My objective is to find clusters using Leiden algorithm on the 2D tSNE embeddings of the pbmc RNA Seq data. I am doing the following:
seed = 22
sce1 <- RunPCA(object = sce,features = sce@assays$RNA@var.features, seed.use=seed)
sce1 <- RunTSNE(object = sce1,features = sce@assays$RNA@var.features, seed.use=seed)
nn1 <- FindNeighbors(sce1, reduction = "tsne", dims = 1:2, k.param = 50, compute.SNN = TRUE, nn.method = "rann", annoy.metric = "euclidean", graph.name = "CCA_snn")
clust_obj <- FindClusters( nn1, resolution =0.5,algorithm = 4, method = "igraph", graph.name = "CCA_snn",group.singletons=T)
Note: sce is a seurat object of pbmc dataset.

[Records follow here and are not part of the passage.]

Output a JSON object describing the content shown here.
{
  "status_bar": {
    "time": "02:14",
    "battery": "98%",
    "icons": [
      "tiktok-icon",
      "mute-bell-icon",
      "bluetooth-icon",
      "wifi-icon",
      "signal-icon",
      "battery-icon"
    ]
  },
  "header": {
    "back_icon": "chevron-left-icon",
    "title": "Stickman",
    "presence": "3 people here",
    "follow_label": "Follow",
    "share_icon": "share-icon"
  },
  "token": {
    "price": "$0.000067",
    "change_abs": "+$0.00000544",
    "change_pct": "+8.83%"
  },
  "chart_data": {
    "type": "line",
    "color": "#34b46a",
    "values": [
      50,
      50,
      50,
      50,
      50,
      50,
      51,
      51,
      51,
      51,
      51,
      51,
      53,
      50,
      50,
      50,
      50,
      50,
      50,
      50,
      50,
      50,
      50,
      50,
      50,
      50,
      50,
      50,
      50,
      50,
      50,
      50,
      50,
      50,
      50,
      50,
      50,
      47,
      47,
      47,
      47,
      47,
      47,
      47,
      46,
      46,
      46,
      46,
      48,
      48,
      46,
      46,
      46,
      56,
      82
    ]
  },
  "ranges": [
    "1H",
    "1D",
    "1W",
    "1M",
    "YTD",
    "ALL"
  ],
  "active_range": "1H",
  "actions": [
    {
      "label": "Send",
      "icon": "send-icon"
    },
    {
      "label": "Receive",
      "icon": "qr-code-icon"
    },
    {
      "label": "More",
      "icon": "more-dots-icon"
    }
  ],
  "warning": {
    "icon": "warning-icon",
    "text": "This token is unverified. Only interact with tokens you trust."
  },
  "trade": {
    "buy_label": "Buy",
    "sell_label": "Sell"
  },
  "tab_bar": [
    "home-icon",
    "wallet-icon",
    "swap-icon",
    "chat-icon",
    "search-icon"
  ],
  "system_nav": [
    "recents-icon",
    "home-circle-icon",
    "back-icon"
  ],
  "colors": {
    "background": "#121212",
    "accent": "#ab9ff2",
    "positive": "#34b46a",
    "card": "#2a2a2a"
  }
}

What I am unable to understand is that if FindClusters is working on the reduced dimensions (i.e. the 2D cell embeddings) or on the whole dataset, since the size of clust_obj is same as sce . Also, the number of clusters are way more than scanpy provides using the 2D tSNE projection on the same data. Also, from I understood, the seurat documentations shows clustering on the whole assay, and then provides a 2D PCA/tSNE/UMAP projection. So, I am not sure if the clustering step is working on the whole data or 2D projection over here.
Please help me understand if I am doing this correctly. If I have made any mistakes, kindly help me correct it.
A reduced dimension is the whole dataset in terms of all cells have values for the redDims. Typically these redDims though are based on a selection of genes (the highly variable ones) and the reducedDim, (usually PCA) is then used for graph-based clustering.
So, what I have done will find clusters on the reduced dims itself, and not use the whole assay?
Yes, and I strongly suggest you exactly follow the Seurat clustering and/or integration vignette.